Air travel: As with the cruise lines, most airlines won’t formalize rebooking/cancellation policies until the government issues an advisory against traveling. “We have regular, ongoing discussions with CDC and WHO,” says Continental spokesperson Julie King, “and we regularly pass information on to our offices around the world.” Several airlines are in the process of developing contingency plans to handle any flu-related disruptions this fall.
In the meantime, be aware that the State Department has issued an alert that travelers heading to China from the U.S. or Mexico may face quarantine if they or other passengers exhibit fever or flu-like symptoms. As of late August, approximately 2,000 travelers have reportedly been held in isolation, some for as long as seven days.
As for flying in general, fliers can breathe a little easier knowing that H1N1 is not an airborne virus, but rather, transmitted via droplets. And since aircraft ventilation systems work in a side-to-side, circular manner (as opposed to front-to-back), the risk of exposure rapidly decreases with distance. “When people say that if you’re sitting in row five, you’re susceptible to the germs in row nine, that’s not the case,” says David Castelveter, spokesman for the Air Transport Association.

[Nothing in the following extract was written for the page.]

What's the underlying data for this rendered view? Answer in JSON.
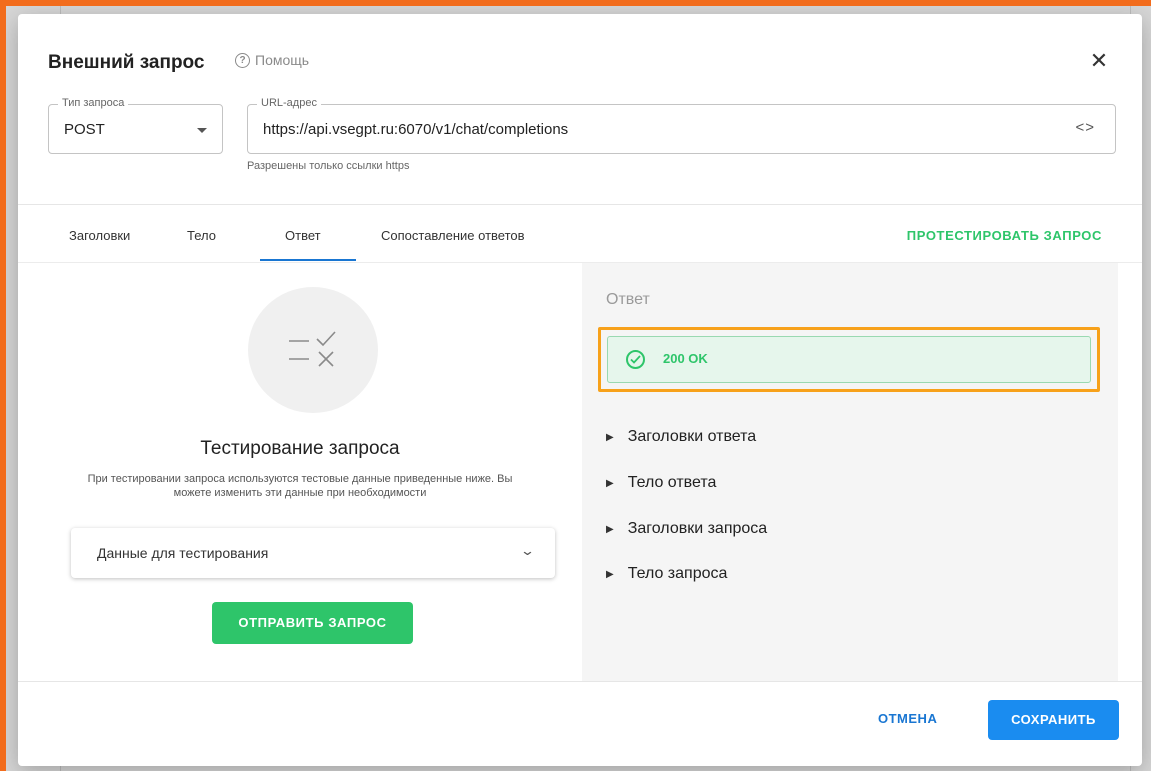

Insurance: Generally speaking, travel insurance will cover H1N1 infection — with one major caveat. Some policies include a pandemic clause, which nullifies all coverage once a pandemic is declared. That’s currently the case since WHO declared a Phase 6 pandemic in June. (Said designation, by the way, refers only to the virus’ ability to spread, not its severity.)

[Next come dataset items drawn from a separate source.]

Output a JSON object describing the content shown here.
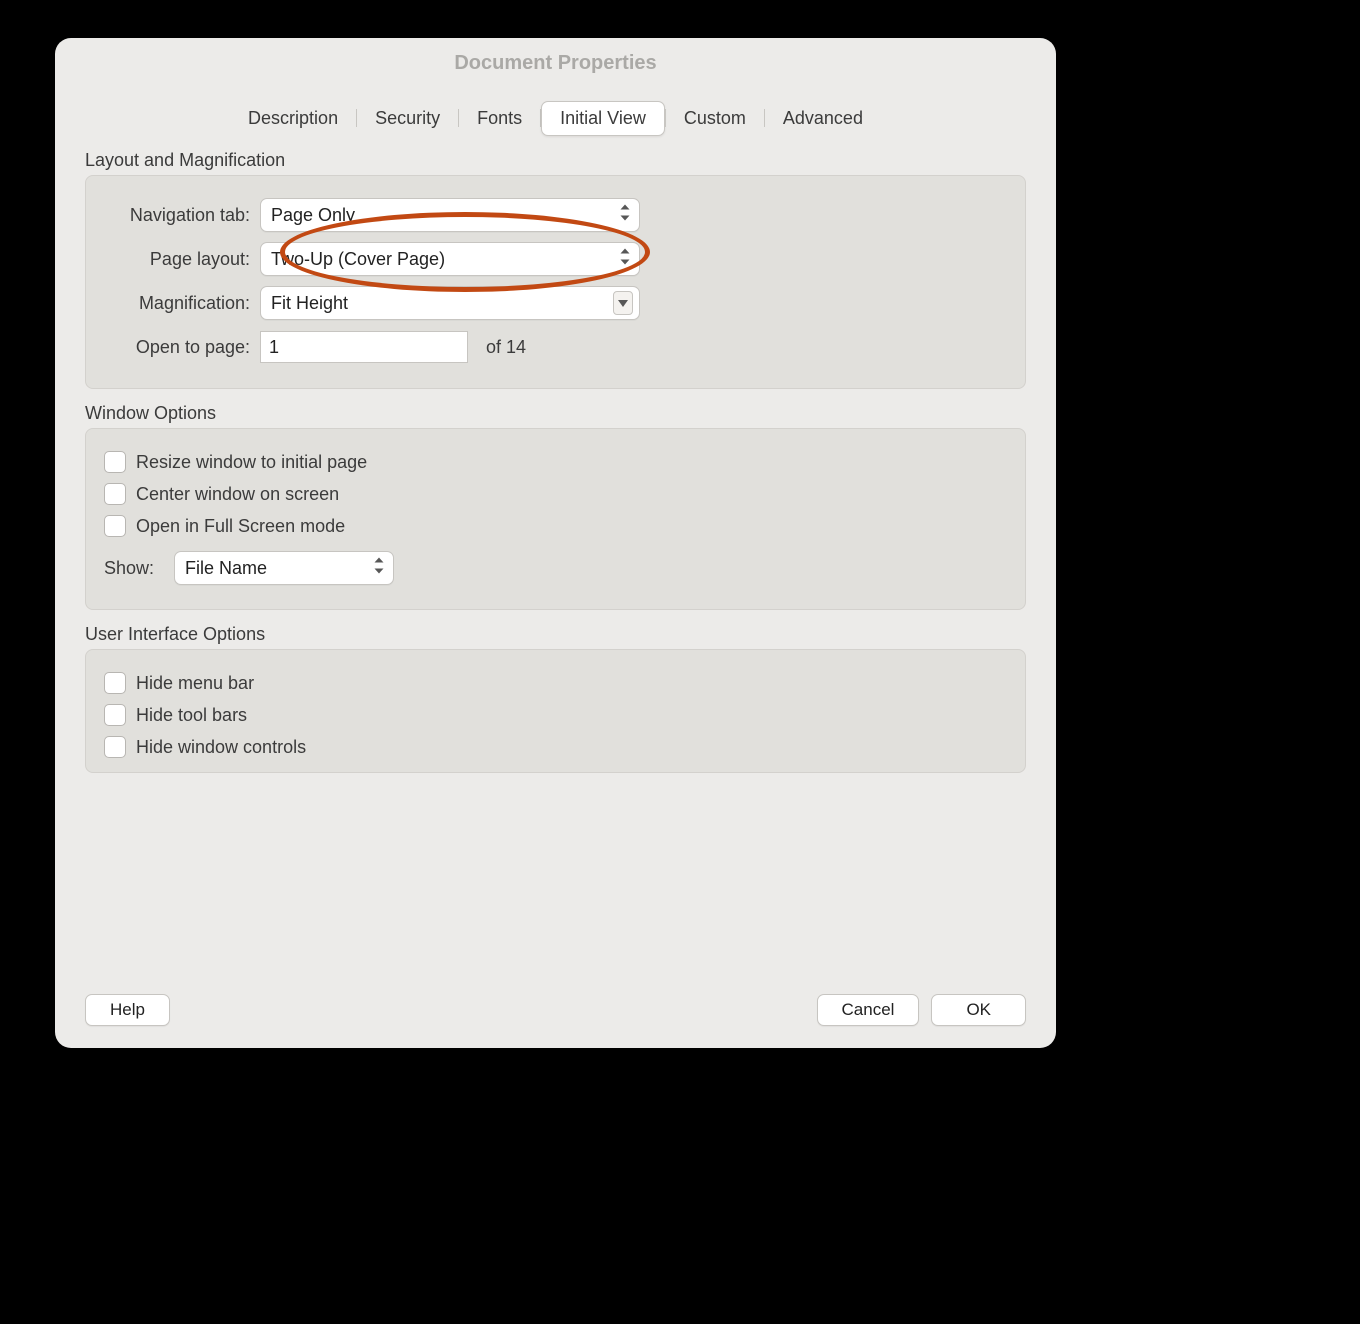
{
  "window_title": "Document Properties",
  "tabs": {
    "description": "Description",
    "security": "Security",
    "fonts": "Fonts",
    "initial_view": "Initial View",
    "custom": "Custom",
    "advanced": "Advanced"
  },
  "layout_section": {
    "heading": "Layout and Magnification",
    "navigation_tab_label": "Navigation tab:",
    "navigation_tab_value": "Page Only",
    "page_layout_label": "Page layout:",
    "page_layout_value": "Two-Up (Cover Page)",
    "magnification_label": "Magnification:",
    "magnification_value": "Fit Height",
    "open_to_page_label": "Open to page:",
    "open_to_page_value": "1",
    "open_to_page_of": "of 14"
  },
  "window_section": {
    "heading": "Window Options",
    "resize": "Resize window to initial page",
    "center": "Center window on screen",
    "fullscreen": "Open in Full Screen mode",
    "show_label": "Show:",
    "show_value": "File Name"
  },
  "ui_section": {
    "heading": "User Interface Options",
    "hide_menu": "Hide menu bar",
    "hide_tool": "Hide tool bars",
    "hide_wc": "Hide window controls"
  },
  "buttons": {
    "help": "Help",
    "cancel": "Cancel",
    "ok": "OK"
  }
}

As a result, says Chris Harvey, CEO of Squaremouth.com, an online insurance-comparison site, travelers considering insurance should pursue a policy without a pandemic clause. (Some will cover quarantine; others won’t.) He also recommends steering clear of “cancel for any reason” policies due to their high cost and fine-print limitations.
Most important, perhaps, remember that no policy will provide coverage for fear of getting sick. “It’s like saying, ‘I think a hurricane is going to hit where I’m going,’” says Harvey. “Getting swine flu is covered; the fear of it isn’t.”

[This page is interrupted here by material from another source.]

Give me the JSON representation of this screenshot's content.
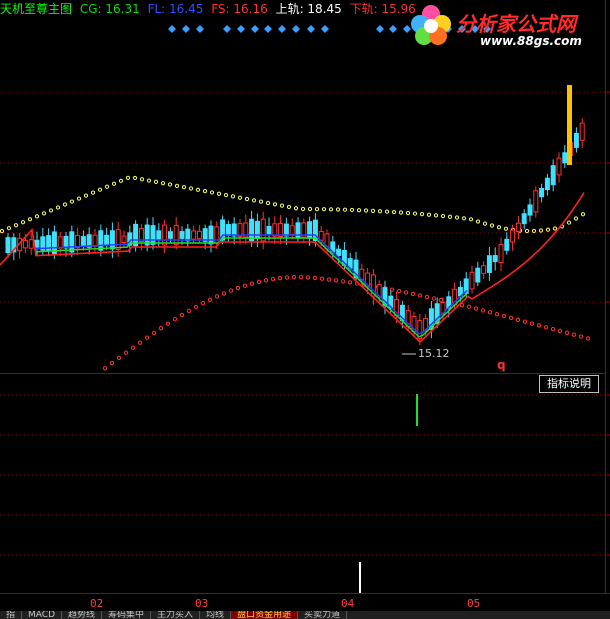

Prevention: CDC has approved two prescription drugs, oseltamivir (brand name Tamiflu) and zanamivir (brand name Relenza), for both the prevention and treatment of H1N1. They expect to have approximately 45 million doses available by mid-October, with up to 160 million by the end of the year.
As for vaccinations, priority will be given to those in high-risk groups (e.g., children, young adults, pregnant women and those with underlying health conditions), followed by the general population as conditions and availability warrant. Those who usually get the seasonal flu vaccine should continue to do so as the two vaccines are not cross-effective.
In the meantime, says Dr. Phyllis Kozarsky, a CDC travel health consultant, sick people should stay home and healthy people, including travelers, should redouble their efforts to practice the age-old tenets of good personal hygiene. That means washing your hands regularly, using hand sanitizers (at least 60-percent alcohol) and covering your mouth when sneezing or coughing. For more information on H1N1 and travel, visit the CDC Web site.
“It’s the same old story,” says Kozarsky, “but it’s the same old story with an exclamation mark.”